Mariel Hemingway has written what is probably one of the most anticipated memoirs for those familiar with ’70s and ’80s Hollywood gossip. As the granddaughter of iconic author Ernest Hemingway and the sister of Margeaux Hemingway — both of whom waged very public battles with alcoholism and ended their own lives after living in the spotlight — Hemingway is now talking firsthand about her own struggles and triumphs throughout her life and career in her new memoir, Out Came the Sun, from publisher Regal Arts.
While Hemingway does discuss what’s known as “the Hemingway curse,” the real selling point of her story is how many men she worked with who made her professional and personal life a living hell, starting with Woody Allen. While still a teenager, Hemingway starred alongside Allen in Manhattan. When filming was over, the notoriously skeevy filmmaker flew to her parents’ house to whisk her away to Paris the next day, but he didn’t make it very clear whether or not she was getting her own bedroom once they got there. Rather than step in and protect their young daughter, her parents actually tried encouraging her to strike something up with him.
Hemingway recalls waking up in the middle of the night ‘with the certain knowledge that I was an idiot’.
She then went to Allen’s guest room, shook him awake and asked: ‘I’m not going to get my room am I?’
While he fumbled to put on his glasses, Hemingway made up her mind before he could even respond.
‘I can’t go to Paris with you,’ she said.
The next morning, Allen ordered a private jet and left the family’s ranch.
But we all expect Woody Allen to be a creep. It’s Hemingway’s Robert De Niro story that’s a little surprising, only because he was beat out for a role by Eric Roberts. And guess what? They’re both terrible! De Niro read for Roberts’ role in Star 80, about the doomed Playboy model Dorothy Stratten, but “didn’t look anything like the Robert De Niro that I was in love with,” writes Hemingway. “He was fat and unpleasant and talking in that thick accent. And then, he started to hit on me.”

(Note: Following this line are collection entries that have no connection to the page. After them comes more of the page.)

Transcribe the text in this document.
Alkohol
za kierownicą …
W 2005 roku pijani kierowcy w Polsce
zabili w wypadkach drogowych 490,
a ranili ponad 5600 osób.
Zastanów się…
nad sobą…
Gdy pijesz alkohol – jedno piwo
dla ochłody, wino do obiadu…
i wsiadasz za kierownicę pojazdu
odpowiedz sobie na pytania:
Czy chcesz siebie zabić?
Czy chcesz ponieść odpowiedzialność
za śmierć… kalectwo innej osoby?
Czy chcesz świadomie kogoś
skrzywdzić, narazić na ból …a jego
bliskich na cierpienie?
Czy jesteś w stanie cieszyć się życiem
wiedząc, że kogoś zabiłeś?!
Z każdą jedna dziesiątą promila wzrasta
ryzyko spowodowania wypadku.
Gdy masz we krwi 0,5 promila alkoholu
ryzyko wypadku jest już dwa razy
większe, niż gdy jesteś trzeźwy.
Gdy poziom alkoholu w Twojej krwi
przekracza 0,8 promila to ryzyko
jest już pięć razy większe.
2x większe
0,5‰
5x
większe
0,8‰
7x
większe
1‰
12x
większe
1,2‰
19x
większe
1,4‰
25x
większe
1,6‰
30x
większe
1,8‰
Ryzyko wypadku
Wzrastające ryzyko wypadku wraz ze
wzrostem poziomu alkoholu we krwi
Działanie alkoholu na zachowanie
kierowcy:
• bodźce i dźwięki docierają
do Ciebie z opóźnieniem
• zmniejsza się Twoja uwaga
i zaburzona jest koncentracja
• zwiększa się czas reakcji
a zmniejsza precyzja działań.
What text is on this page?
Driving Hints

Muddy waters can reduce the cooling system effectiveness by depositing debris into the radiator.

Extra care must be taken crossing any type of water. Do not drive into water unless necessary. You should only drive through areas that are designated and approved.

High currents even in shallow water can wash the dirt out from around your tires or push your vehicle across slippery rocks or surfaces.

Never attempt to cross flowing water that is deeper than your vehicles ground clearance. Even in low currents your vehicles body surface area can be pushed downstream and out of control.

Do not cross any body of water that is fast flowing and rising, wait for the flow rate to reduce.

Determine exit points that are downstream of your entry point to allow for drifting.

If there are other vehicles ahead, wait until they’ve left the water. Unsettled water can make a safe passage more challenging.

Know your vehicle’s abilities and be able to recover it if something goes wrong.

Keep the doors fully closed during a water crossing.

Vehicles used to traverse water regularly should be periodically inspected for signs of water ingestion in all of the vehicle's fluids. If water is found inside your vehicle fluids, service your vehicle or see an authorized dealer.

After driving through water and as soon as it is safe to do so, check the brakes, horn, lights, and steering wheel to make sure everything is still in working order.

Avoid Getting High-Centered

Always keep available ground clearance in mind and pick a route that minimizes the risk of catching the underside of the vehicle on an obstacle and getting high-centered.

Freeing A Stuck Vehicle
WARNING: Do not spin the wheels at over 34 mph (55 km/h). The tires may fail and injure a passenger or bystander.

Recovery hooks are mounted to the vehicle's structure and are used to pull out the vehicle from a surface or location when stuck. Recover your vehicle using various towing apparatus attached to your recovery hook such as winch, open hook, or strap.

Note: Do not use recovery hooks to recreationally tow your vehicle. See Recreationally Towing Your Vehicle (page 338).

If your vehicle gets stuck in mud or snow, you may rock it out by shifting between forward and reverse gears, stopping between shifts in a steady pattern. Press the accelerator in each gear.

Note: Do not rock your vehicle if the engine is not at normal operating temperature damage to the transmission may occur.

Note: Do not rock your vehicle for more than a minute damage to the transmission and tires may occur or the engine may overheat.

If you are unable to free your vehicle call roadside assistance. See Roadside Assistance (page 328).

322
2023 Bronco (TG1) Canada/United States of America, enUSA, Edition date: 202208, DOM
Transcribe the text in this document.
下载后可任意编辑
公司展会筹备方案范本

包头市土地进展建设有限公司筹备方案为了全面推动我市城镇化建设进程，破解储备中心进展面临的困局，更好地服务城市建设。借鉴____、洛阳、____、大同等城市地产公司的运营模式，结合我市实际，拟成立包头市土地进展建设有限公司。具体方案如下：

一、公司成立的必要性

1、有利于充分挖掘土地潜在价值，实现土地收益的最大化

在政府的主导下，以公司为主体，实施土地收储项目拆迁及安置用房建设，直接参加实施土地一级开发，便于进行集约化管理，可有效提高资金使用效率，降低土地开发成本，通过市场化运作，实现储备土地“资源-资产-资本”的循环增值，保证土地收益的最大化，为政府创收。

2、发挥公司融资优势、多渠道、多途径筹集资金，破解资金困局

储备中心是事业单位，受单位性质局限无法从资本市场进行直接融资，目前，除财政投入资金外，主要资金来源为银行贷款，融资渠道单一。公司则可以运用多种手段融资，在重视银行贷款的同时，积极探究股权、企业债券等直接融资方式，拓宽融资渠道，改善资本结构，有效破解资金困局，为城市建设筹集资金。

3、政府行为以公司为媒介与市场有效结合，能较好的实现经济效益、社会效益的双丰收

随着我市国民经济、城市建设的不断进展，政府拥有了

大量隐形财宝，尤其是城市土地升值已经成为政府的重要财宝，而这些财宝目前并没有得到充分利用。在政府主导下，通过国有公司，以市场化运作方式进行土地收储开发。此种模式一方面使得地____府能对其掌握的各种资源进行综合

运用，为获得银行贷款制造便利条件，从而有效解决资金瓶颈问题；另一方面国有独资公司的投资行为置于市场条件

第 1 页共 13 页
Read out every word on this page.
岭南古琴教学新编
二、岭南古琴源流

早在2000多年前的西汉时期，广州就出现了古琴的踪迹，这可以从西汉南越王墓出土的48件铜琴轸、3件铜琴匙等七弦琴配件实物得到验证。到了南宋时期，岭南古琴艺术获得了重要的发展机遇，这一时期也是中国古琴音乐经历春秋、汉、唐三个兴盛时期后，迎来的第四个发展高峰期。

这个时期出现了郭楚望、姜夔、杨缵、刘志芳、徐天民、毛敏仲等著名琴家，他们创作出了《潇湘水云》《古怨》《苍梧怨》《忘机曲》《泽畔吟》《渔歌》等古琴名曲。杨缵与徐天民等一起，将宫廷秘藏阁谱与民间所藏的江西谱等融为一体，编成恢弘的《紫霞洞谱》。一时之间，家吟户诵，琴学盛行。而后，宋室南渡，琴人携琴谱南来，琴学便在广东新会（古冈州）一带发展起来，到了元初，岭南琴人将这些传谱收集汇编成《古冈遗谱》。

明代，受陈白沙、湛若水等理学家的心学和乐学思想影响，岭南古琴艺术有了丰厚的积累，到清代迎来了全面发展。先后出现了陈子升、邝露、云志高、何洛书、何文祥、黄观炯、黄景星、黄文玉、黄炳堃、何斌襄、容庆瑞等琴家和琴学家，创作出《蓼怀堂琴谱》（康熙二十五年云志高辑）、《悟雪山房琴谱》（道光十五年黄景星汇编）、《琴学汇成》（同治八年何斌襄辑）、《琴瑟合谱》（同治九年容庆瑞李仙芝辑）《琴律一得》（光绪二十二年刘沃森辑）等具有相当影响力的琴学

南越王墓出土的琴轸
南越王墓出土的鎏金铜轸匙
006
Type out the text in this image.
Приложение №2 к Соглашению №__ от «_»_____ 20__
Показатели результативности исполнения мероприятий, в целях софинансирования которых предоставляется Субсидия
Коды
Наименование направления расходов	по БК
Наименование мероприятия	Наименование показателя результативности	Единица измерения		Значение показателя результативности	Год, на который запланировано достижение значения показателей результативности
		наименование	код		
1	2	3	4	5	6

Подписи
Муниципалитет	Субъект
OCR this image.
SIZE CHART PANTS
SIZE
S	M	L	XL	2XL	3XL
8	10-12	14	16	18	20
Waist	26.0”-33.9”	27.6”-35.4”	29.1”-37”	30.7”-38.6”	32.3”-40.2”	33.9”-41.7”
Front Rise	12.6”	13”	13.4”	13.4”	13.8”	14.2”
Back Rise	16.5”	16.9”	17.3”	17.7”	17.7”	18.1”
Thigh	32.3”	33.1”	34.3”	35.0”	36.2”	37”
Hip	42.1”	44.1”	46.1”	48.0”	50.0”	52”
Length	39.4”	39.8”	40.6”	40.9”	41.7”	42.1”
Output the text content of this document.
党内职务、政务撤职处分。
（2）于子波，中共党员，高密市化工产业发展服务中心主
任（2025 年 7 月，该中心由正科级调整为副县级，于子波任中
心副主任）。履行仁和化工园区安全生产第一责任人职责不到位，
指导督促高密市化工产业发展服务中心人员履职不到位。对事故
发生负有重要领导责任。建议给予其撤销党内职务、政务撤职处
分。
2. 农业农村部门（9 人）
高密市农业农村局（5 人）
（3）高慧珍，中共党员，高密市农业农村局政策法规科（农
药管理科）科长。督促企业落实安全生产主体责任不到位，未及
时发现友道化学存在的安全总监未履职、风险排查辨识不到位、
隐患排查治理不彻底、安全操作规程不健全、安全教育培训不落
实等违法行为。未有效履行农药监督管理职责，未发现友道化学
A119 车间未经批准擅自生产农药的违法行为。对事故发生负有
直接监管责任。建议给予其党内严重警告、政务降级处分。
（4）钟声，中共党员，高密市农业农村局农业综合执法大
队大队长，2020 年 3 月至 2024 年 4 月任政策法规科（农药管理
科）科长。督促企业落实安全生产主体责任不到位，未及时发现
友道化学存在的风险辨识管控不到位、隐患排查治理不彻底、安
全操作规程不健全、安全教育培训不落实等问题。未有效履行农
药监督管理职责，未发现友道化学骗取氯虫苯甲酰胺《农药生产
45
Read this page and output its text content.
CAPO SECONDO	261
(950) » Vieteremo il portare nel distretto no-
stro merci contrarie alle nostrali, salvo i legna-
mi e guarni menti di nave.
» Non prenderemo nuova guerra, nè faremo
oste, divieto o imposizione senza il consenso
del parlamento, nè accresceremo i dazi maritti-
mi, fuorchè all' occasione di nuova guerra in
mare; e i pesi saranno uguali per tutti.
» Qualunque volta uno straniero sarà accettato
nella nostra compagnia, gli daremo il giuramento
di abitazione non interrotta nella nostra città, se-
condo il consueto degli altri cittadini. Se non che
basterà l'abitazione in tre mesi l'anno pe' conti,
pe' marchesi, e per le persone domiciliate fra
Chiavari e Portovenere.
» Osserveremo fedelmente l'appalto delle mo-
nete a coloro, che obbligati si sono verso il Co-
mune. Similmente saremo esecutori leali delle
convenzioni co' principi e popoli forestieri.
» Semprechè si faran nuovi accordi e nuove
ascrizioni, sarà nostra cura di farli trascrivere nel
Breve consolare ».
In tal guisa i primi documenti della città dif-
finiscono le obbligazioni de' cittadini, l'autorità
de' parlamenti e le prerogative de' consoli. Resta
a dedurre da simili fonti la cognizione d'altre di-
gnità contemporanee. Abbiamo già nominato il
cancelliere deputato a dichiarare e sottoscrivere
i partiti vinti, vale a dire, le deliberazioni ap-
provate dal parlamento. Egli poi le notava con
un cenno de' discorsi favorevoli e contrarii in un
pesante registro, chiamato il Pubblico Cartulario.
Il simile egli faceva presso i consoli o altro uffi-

But Roberts was barely a step up:
‘He was a dream during rehearsals – but he ‘turned into a monster’ when she said she wouldn’t go out with him.
‘He wouldn’t look at me until cameras started, or he would stomp down on my toes just before a close-up. He even spit in my face once’.
‘Eric wore me out every day. He made a difficult movie more difficult. And then like magic, his personality switched back’. At the end of the shoot, he said, ‘Didn’t we have a wonderful time’?
But the absolute worst behavior that Hemingway had to endure sounds as though it came from Bob Fosse, the director of Star 80, who apparently went on “drug-fueled rampages” after work, during which he’d pursue Hemingway. When she resisted, he called her “a manipulative little cunt.”
What a peach! After years of tending to herself and, most likely, being honest with herself, she feels like she’s accepted her crazy life for what it is. She’s owning it:
‘I am not a Hemingway scholar, but I am a Hemingway, and to me, that means that I have a ticket to understanding a world of darkness, of courage, of sadness, of excitement, and at times – of complete lunacy.’
It was clearly not an easy road to this point, but she got here, didn’t she?